Стоунхорн молча кивнул.
— Ты хочешь принять участие?
— Ну, не сразу. Я давно не тренировался. Кроме того, участникам полагается делать денежный взнос.
Восходящее солнце озарило смуглое лицо Квини.
Джо приложил ладони к ее щекам.
— Квини… Я уеду не меньше чем на пять дней и ночей. Эйви хочет, чтобы я с ним объехал и другие табуны. Тебе придется это время потерпеть старого Кинга. А может быть, поживешь несколько дней у… у Эда Крези Игла? Его жена работает в больнице, и доктор Эйви мог бы с ней поговорить.
— Джо, а через пять дней мы вместе с Айзеком Бутом пойдем к Эду Крези Иглу, и он составит протокол, что договор аренды на нашу землю перестает действовать 31 декабря. Ты не должен работать где-то на стороне.
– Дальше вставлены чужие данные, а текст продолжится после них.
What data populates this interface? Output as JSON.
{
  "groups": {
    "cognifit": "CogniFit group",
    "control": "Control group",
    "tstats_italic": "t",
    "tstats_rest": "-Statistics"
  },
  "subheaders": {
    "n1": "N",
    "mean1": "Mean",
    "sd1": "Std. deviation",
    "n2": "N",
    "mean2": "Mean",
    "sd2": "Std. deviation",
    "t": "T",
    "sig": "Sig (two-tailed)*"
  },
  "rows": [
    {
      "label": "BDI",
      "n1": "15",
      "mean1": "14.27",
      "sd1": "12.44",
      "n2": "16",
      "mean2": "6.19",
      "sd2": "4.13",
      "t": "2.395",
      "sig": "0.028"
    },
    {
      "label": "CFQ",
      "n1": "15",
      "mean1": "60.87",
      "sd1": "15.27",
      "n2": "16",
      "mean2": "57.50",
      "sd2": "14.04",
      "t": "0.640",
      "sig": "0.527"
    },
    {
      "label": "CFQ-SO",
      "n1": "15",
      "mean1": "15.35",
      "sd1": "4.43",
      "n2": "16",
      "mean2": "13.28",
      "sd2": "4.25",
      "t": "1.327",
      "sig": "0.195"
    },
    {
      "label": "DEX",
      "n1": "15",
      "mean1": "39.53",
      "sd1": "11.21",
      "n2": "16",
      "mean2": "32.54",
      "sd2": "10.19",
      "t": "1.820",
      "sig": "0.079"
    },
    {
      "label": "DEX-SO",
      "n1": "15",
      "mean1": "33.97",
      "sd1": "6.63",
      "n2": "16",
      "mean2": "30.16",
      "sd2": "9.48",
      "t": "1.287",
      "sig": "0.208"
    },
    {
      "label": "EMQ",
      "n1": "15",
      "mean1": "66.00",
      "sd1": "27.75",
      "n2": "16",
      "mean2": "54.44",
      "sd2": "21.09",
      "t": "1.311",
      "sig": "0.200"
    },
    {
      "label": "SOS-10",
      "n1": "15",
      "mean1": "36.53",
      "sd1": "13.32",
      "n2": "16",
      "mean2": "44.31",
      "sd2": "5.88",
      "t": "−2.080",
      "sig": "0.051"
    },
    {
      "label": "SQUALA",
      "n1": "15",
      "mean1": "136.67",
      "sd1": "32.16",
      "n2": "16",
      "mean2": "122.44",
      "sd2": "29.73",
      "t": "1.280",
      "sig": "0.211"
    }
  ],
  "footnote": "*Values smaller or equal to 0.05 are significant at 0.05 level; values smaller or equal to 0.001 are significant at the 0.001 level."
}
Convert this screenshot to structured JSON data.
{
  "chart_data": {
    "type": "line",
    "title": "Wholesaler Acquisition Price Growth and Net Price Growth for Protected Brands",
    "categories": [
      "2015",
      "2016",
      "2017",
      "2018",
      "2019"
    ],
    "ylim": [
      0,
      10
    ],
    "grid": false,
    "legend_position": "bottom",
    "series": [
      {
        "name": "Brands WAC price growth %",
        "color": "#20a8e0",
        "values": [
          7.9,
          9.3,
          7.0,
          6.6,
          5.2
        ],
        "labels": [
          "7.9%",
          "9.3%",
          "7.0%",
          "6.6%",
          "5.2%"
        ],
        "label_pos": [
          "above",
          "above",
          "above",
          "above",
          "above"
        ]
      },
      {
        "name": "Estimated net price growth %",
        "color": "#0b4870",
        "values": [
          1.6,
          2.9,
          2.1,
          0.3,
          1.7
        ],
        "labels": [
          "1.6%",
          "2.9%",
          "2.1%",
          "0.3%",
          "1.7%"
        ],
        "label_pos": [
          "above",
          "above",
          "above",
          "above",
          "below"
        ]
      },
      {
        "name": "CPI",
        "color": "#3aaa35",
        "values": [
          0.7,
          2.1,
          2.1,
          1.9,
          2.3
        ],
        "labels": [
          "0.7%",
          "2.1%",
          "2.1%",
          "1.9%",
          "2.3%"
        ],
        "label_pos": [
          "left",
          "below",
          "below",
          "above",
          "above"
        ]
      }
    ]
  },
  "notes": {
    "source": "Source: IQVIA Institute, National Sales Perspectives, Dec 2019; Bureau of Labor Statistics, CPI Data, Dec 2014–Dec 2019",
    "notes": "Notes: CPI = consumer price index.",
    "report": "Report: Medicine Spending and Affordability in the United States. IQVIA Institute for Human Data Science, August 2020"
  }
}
— Хорошо. Вот поэтому тебе бы надо сейчас…
— Я не хочу. Я останусь здесь.
Стоунхорн был не согласен, но уступил.
— Если тебе придется плохо, седлай коня и поезжай в больницу. Остальное устроит жена Крези Игла.
В первый же день после отъезда мужа Квини написала агенту художественной школы с просьбой, чтобы он продал побыстрее и подороже ее картину «Руки под вуалью», а деньги выслал бы в адрес Элка в Нью-Сити. Зачем нужны праздные руки на картине, если они могут развязать руки любимые! Нужны деньги для родео, деньги на автомобиль, деньги для приобретения хотя бы двух лошадей.